Final Note: Joe Osborn

Epdavidson – CC BY-SA 3.0

Former Member. Electric Bass
8/28/1937 – 12/18/2018

by Hal Blaine, Life Member, AFM Local 47

We are all shocked at the news that “the gentle giant of the Fender bass” has left the world, leaving a musical resume that will live on forever. Joe Osborn has lost his battle with pancreatic cancer.

He was a country farmer from Louisiana who started making recordings with Ricky Nelson on the television series “The Ozzie and Harriet Show” during the ’50s and was quickly recognized as one of the giants of this new genre called rock and roll, backing Johnny Rivers and so many other rock and pop stars. He discovered the Carpenters and played on all of their great hits.
He was considered one of the top Fender bassists and was well respected as a member of Local 47, creating some of the best bass parts ever recorded. He will be sorely missed by all of the recording industry.

I loved this gentle and friendly giant! My sympathies to all of Joe’s family and fans.

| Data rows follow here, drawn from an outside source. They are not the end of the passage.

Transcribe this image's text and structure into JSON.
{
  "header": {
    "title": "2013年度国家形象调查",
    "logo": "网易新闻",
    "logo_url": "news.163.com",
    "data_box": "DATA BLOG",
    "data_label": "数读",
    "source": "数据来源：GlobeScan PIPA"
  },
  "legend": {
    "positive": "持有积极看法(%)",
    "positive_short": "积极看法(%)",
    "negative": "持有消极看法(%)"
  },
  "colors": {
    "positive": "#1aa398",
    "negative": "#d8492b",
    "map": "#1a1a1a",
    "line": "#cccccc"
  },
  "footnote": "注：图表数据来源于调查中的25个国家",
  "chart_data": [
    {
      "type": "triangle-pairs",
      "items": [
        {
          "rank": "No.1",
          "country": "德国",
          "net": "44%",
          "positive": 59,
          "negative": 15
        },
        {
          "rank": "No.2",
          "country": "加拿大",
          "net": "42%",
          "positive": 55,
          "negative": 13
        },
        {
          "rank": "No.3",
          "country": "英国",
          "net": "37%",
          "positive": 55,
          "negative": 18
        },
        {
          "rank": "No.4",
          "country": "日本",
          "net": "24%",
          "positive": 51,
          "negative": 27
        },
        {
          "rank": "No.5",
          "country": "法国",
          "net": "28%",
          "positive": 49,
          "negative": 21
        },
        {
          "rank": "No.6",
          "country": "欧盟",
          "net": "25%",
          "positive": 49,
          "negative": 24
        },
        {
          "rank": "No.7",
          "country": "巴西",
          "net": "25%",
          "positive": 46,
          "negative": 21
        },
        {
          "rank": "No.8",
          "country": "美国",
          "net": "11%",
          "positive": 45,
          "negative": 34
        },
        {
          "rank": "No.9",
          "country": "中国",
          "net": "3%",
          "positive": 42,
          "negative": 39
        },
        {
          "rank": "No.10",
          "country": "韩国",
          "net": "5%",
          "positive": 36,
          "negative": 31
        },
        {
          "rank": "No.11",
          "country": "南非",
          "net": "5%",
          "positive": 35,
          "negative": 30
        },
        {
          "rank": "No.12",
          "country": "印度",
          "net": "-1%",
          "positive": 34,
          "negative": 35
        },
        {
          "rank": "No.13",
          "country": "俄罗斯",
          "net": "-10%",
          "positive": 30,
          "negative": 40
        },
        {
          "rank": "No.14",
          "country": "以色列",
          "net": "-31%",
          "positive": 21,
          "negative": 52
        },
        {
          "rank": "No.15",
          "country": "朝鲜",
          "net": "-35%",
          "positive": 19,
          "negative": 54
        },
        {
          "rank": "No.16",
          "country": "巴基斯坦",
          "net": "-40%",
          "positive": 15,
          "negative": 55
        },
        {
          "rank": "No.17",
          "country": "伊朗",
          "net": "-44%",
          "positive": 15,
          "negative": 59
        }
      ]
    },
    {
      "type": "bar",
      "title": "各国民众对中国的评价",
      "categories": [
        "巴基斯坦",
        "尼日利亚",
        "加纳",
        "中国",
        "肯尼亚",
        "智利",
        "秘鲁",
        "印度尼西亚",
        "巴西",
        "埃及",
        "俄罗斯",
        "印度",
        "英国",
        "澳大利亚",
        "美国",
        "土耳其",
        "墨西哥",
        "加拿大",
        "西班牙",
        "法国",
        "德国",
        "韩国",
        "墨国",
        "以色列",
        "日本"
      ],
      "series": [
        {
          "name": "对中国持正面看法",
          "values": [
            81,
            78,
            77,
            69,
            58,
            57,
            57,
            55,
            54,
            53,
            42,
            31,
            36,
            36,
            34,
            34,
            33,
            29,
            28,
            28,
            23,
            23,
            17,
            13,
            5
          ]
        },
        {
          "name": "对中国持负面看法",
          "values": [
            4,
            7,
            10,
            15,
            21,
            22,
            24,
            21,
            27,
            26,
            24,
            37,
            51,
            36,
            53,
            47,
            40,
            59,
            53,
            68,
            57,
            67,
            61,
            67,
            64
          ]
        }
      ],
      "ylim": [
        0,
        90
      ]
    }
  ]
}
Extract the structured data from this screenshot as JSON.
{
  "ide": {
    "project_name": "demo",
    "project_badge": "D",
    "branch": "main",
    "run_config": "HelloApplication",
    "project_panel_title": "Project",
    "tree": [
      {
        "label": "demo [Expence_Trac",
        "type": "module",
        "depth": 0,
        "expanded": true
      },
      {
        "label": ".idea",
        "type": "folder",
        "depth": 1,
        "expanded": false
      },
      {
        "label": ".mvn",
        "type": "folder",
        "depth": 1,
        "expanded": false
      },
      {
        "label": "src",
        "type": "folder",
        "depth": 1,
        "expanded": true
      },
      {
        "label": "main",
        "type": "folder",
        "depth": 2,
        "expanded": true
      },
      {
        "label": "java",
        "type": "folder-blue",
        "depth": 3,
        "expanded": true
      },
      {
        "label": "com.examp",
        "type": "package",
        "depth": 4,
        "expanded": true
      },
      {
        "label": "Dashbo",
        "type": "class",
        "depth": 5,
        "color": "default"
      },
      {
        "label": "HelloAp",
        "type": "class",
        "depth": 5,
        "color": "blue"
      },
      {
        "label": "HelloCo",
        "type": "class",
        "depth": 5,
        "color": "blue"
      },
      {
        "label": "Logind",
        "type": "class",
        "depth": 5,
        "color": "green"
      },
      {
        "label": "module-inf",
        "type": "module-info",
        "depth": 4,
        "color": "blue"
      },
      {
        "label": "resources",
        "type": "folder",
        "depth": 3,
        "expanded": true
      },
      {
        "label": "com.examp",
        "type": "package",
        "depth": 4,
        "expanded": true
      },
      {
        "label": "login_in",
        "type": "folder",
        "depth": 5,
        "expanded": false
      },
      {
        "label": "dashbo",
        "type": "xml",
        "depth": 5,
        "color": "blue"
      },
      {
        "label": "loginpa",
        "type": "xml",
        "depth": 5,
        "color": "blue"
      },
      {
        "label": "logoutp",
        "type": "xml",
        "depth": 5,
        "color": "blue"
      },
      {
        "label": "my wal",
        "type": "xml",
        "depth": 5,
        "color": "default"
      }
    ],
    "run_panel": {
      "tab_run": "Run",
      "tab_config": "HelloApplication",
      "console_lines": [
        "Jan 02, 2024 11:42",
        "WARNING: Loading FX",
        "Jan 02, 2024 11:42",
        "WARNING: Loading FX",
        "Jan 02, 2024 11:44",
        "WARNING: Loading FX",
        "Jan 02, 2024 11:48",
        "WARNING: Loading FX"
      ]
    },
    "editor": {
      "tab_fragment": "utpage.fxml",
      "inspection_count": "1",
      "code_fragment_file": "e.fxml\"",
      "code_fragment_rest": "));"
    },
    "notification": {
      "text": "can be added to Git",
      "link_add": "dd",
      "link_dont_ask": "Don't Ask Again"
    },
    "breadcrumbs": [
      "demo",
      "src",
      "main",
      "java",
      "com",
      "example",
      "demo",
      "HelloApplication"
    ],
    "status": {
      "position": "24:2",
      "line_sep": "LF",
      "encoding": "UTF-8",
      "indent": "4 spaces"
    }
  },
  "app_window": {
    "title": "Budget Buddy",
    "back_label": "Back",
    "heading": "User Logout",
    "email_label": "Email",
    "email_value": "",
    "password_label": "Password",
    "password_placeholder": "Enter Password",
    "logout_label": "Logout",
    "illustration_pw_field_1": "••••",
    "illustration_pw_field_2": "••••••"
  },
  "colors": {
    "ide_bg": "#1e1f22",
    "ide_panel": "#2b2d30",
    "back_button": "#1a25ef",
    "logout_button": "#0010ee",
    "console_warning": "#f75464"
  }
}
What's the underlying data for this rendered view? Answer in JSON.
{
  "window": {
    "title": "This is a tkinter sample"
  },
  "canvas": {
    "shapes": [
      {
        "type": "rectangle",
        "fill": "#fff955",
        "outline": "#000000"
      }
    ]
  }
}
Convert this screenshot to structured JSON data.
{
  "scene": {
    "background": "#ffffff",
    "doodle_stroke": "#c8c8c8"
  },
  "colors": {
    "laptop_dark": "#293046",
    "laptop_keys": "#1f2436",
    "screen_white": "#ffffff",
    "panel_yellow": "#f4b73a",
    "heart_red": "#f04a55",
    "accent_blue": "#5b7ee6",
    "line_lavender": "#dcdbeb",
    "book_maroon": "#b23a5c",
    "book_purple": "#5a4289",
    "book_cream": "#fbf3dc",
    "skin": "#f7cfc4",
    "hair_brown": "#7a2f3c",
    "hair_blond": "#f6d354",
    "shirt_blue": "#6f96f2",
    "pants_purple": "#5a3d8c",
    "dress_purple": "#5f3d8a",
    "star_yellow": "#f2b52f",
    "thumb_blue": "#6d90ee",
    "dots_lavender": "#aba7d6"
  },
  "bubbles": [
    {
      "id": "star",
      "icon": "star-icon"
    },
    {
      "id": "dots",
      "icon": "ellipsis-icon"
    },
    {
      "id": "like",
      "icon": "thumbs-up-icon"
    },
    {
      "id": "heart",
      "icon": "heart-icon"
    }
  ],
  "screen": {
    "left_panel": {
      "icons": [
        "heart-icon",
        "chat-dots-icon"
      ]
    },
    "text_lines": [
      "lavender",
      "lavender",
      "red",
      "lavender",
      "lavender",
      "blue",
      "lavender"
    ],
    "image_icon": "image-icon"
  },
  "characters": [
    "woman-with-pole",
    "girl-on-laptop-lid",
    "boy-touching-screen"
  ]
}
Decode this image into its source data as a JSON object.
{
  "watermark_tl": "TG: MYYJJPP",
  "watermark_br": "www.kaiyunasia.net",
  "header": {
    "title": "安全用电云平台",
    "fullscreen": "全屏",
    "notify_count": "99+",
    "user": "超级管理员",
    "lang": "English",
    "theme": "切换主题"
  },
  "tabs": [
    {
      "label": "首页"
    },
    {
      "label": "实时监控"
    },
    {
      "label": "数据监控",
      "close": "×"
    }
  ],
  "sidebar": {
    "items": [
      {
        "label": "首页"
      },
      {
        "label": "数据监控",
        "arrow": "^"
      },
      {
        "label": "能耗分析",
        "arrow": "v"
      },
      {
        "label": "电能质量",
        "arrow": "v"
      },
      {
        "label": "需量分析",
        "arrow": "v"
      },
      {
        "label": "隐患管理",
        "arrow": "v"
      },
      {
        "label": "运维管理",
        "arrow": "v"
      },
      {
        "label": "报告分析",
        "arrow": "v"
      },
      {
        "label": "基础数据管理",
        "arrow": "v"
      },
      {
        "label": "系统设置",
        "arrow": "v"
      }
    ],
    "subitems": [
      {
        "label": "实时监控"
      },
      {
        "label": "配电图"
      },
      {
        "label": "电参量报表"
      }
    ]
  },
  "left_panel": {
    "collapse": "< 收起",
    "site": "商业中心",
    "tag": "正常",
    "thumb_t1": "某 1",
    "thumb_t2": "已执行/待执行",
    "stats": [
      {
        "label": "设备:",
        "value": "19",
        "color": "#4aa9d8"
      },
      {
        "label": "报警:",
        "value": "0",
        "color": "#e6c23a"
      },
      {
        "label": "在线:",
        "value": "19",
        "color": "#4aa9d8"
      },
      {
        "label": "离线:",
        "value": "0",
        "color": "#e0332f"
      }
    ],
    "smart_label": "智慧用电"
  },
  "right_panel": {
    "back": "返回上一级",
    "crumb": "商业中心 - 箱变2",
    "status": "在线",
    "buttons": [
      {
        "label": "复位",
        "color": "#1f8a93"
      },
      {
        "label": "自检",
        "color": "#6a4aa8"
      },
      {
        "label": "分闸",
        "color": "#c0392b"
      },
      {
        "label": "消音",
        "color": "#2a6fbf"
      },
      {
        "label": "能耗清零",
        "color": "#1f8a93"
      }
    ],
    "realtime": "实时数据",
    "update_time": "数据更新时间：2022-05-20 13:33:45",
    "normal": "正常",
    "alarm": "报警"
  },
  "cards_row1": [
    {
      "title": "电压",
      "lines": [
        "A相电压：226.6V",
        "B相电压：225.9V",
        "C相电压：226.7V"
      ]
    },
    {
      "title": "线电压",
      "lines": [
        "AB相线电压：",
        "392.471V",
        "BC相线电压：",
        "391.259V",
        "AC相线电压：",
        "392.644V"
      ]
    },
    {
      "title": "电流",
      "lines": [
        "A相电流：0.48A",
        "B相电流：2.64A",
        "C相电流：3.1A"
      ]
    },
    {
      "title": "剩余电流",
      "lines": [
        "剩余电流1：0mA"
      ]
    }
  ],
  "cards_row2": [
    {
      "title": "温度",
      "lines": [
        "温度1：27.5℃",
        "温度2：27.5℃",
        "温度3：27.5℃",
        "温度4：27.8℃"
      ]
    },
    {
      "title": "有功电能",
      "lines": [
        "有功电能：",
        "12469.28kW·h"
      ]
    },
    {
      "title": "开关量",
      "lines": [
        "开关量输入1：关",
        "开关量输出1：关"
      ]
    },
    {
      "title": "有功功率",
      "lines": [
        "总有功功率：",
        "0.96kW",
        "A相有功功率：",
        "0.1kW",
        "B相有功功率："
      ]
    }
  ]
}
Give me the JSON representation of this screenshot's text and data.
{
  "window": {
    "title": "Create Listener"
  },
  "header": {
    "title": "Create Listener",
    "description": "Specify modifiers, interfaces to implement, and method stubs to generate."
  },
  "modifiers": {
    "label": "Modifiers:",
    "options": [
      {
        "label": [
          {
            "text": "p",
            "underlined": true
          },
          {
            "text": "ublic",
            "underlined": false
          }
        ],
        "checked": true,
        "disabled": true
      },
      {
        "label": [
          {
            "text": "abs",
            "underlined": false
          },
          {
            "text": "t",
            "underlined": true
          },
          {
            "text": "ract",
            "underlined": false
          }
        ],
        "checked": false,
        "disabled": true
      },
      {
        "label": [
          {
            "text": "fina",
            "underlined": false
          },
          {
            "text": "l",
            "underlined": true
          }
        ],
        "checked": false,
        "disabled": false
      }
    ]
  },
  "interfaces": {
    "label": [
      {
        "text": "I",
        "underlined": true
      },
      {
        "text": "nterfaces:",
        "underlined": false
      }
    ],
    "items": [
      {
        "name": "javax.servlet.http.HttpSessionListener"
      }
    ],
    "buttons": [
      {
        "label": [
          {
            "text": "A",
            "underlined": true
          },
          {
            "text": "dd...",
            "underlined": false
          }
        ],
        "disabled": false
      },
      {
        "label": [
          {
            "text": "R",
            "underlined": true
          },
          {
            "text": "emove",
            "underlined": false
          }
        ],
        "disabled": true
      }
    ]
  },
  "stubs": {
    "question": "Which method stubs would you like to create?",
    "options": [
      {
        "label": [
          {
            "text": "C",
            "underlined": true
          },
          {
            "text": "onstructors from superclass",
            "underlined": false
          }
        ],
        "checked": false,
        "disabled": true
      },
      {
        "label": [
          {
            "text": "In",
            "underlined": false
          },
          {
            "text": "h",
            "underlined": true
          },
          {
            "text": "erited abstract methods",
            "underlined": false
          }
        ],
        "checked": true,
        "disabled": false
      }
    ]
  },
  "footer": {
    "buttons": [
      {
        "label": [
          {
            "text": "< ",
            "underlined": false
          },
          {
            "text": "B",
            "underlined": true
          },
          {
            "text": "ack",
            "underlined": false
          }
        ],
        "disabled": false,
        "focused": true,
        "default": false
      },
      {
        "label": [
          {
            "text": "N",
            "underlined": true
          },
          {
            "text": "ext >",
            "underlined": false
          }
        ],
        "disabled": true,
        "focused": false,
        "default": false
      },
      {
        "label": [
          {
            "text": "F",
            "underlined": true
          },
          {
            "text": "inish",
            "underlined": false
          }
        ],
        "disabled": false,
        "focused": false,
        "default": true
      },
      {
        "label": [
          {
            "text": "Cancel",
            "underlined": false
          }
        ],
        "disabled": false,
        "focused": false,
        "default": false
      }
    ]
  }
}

Editor’s Note: Joe Osborn was a first-call bassist throughout the 1960s among Los Angeles studio musicians known as the Wrecking Crew, and he worked with well-known producers such as Lou Adler and Bones Howe, frequently in combination with drummer Hal Blaine and keyboardist Larry Knechtel — the combination of the three often referred to as the “Hollywood Golden Trio.” His bass can be heard on many of the hit records cut in Los Angeles during that time, along with numerous film scores and television commercials. In 1974, Osborn left Los Angeles and moved to the country and western capital, Nashville, where he quickly became one of country music’s most in-demand session musicians, performing on Merle Haggard, Reba McEntire, Chet Atkins and Kenny Rogers. He held membership in AFM Local 257 for 15 years, then joined AFM Local 116 in Shreveport, Louisiana in 2012, where he held active membership until his passing.